Enable HTTPS traffic inspection with an auto-generated CA certificate. microsandbox generates a per-sandbox CA during creation, installs it in the guest’s trust store, and generates per-domain certificates on first connection. Domains that use certificate pinning (or that you don’t want to intercept) can be bypassed.
use microsandbox::Sandbox;

let sb = Sandbox::builder("agent")
    .image("python:3.12")
    .network(|n| n
        .tls(|t| t
            .bypass("pinned-api.example.com")
            .bypass("*.gov")
        )
    )
    .create()
    .await?;

Protocol support

For most sandboxed workloads, networking behaves the way you’d expect:
  • Normal outbound TCP and UDP traffic works, including common tools and libraries like curl, wget, package managers, HTTP clients, database drivers, and DNS lookups.

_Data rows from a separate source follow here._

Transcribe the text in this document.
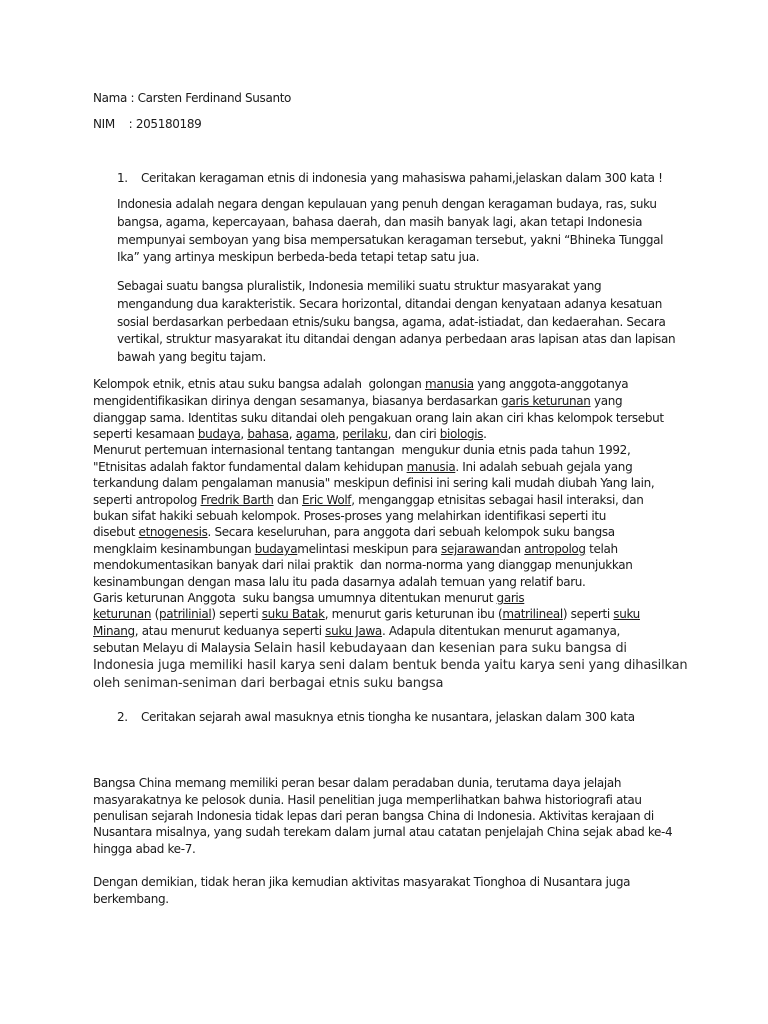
Nama : Carsten Ferdinand Susanto
NIM    : 205180189
1. Ceritakan keragaman etnis di indonesia yang mahasiswa pahami,jelaskan dalam 300 kata !
Indonesia adalah negara dengan kepulauan yang penuh dengan keragaman budaya, ras, suku
bangsa, agama, kepercayaan, bahasa daerah, dan masih banyak lagi, akan tetapi Indonesia
mempunyai semboyan yang bisa mempersatukan keragaman tersebut, yakni “Bhineka Tunggal
Ika” yang artinya meskipun berbeda-beda tetapi tetap satu jua.
Sebagai suatu bangsa pluralistik, Indonesia memiliki suatu struktur masyarakat yang
mengandung dua karakteristik. Secara horizontal, ditandai dengan kenyataan adanya kesatuan
sosial berdasarkan perbedaan etnis/suku bangsa, agama, adat-istiadat, dan kedaerahan. Secara
vertikal, struktur masyarakat itu ditandai dengan adanya perbedaan aras lapisan atas dan lapisan
bawah yang begitu tajam.
Kelompok etnik, etnis atau suku bangsa adalah  golongan manusia yang anggota-anggotanya
mengidentifikasikan dirinya dengan sesamanya, biasanya berdasarkan garis keturunan yang
dianggap sama. Identitas suku ditandai oleh pengakuan orang lain akan ciri khas kelompok tersebut
seperti kesamaan budaya, bahasa, agama, perilaku, dan ciri biologis.
Menurut pertemuan internasional tentang tantangan  mengukur dunia etnis pada tahun 1992,
"Etnisitas adalah faktor fundamental dalam kehidupan manusia. Ini adalah sebuah gejala yang
terkandung dalam pengalaman manusia" meskipun definisi ini sering kali mudah diubah Yang lain,
seperti antropolog Fredrik Barth dan Eric Wolf, menganggap etnisitas sebagai hasil interaksi, dan
bukan sifat hakiki sebuah kelompok. Proses-proses yang melahirkan identifikasi seperti itu
disebut etnogenesis. Secara keseluruhan, para anggota dari sebuah kelompok suku bangsa
mengklaim kesinambungan budayamelintasi meskipun para sejarawandan antropolog telah
mendokumentasikan banyak dari nilai praktik  dan norma-norma yang dianggap menunjukkan
kesinambungan dengan masa lalu itu pada dasarnya adalah temuan yang relatif baru.
Garis keturunan Anggota  suku bangsa umumnya ditentukan menurut garis
keturunan (patrilinial) seperti suku Batak, menurut garis keturunan ibu (matrilineal) seperti suku
Minang, atau menurut keduanya seperti suku Jawa. Adapula ditentukan menurut agamanya,
sebutan Melayu di Malaysia Selain hasil kebudayaan dan kesenian para suku bangsa di
Indonesia juga memiliki hasil karya seni dalam bentuk benda yaitu karya seni yang dihasilkan
oleh seniman-seniman dari berbagai etnis suku bangsa
2. Ceritakan sejarah awal masuknya etnis tiongha ke nusantara, jelaskan dalam 300 kata
Bangsa China memang memiliki peran besar dalam peradaban dunia, terutama daya jelajah
masyarakatnya ke pelosok dunia. Hasil penelitian juga memperlihatkan bahwa historiografi atau
penulisan sejarah Indonesia tidak lepas dari peran bangsa China di Indonesia. Aktivitas kerajaan di
Nusantara misalnya, yang sudah terekam dalam jurnal atau catatan penjelajah China sejak abad ke-4
hingga abad ke-7.
Dengan demikian, tidak heran jika kemudian aktivitas masyarakat Tionghoa di Nusantara juga
berkembang.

  • DNS is intercepted on the host side, which is what enables domain blocking, rebinding protection, and secret-aware policy checks.
  • ICMP echo is supported: Pinging external hosts works on systems that support unprivileged ICMP echo sockets.

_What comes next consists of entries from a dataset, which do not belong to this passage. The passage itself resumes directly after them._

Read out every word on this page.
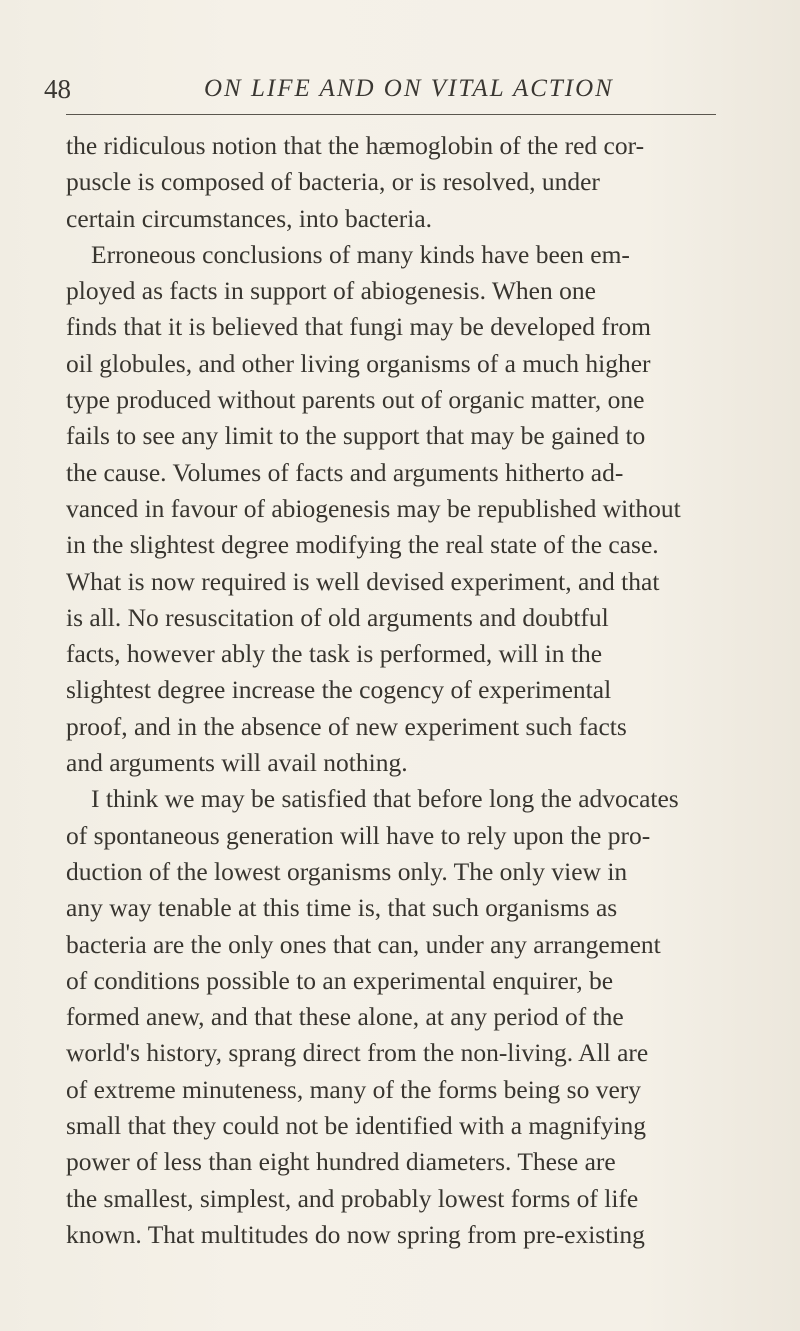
48	ON LIFE AND ON VITAL ACTION
the ridiculous notion that the hæmoglobin of the red cor-
puscle is composed of bacteria, or is resolved, under
certain circumstances, into bacteria.
Erroneous conclusions of many kinds have been em-
ployed as facts in support of abiogenesis. When one
finds that it is believed that fungi may be developed from
oil globules, and other living organisms of a much higher
type produced without parents out of organic matter, one
fails to see any limit to the support that may be gained to
the cause. Volumes of facts and arguments hitherto ad-
vanced in favour of abiogenesis may be republished without
in the slightest degree modifying the real state of the case.
What is now required is well devised experiment, and that
is all. No resuscitation of old arguments and doubtful
facts, however ably the task is performed, will in the
slightest degree increase the cogency of experimental
proof, and in the absence of new experiment such facts
and arguments will avail nothing.
I think we may be satisfied that before long the advocates
of spontaneous generation will have to rely upon the pro-
duction of the lowest organisms only. The only view in
any way tenable at this time is, that such organisms as
bacteria are the only ones that can, under any arrangement
of conditions possible to an experimental enquirer, be
formed anew, and that these alone, at any period of the
world's history, sprang direct from the non-living. All are
of extreme minuteness, many of the forms being so very
small that they could not be identified with a magnifying
power of less than eight hundred diameters. These are
the smallest, simplest, and probably lowest forms of life
known. That multitudes do now spring from pre-existing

Raw sockets and full ICMP forwarding are not supported because they require elevated privileges on the host. Tools that depend on richer ICMP behavior, such as traceroute, are outside the current scope.
In practice, web requests, APIs, package installs, service-to-service calls, and published ports are the primary use case, and those work independently of these ICMP caveats.